Tanto Pedro como Vicky eran amables y la convivencia era armónica. Al menos, es lo que por entonces me comentó mi hermano, quien hasta ahora vive con nuestra madre.
Un viernes a las 11:30 de la noche, mi hermano notó algo extraño: a través de su ventana, que da al patio, vio que Pedro y Vicky salían con sigilo de su cuarto y que luego volvían con la misma cautela. Sintió, sin embargo, que algo raro había ocurrido en el transcurso, pero la oscuridad y su miopía no le ayudaron a encontrar una explicación.
El viernes siguiente ocurrió lo mismo a la misma hora: esos dos bultos salían del cuarto y luego regresaban. Mi hermano tomó nota y esperó al siguiente fin de semana.

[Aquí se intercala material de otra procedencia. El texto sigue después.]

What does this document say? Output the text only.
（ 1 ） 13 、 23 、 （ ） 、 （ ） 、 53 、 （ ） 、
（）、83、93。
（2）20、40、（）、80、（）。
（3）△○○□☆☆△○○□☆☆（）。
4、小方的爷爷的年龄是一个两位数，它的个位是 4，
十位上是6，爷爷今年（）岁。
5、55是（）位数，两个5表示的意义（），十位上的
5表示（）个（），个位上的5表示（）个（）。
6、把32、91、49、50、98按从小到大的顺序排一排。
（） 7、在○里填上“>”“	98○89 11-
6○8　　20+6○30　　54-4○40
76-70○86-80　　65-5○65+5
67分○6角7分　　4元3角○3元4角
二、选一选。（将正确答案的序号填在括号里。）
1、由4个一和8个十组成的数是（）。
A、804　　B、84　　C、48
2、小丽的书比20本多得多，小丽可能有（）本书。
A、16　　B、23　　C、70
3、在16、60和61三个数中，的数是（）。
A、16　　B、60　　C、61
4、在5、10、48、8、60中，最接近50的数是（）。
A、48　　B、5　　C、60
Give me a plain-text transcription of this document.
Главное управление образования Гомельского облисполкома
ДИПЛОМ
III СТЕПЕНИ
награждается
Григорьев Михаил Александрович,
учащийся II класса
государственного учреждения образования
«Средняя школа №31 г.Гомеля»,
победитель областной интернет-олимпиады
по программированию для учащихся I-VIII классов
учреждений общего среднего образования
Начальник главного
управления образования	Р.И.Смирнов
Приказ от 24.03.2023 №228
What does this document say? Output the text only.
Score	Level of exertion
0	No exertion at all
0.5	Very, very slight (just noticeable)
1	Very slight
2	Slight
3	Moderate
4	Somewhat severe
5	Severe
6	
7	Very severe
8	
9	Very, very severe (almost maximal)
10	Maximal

Ese tercer viernes, minutos antes de las 11:30, mi hermano se fundió con los muebles de la sala en la tiniebla y esperó a ver cómo se desarrollaba aquel misterio. En efecto. A la hora acordada, la pareja de inquilinos salió de puntillas de su habitación, cruzó el patio, también la sala, y abrió con cautela la puerta principal. Entonces, mi hermano fue testigo de la aparición en el dintel de una silueta más baja que fue acogida con presteza por la pareja. Mi hermano vio que Pedro y el niño se dirigían a la habitación alquilada, mientras que Vicky lo hacía hacia un patio secundario de la casa.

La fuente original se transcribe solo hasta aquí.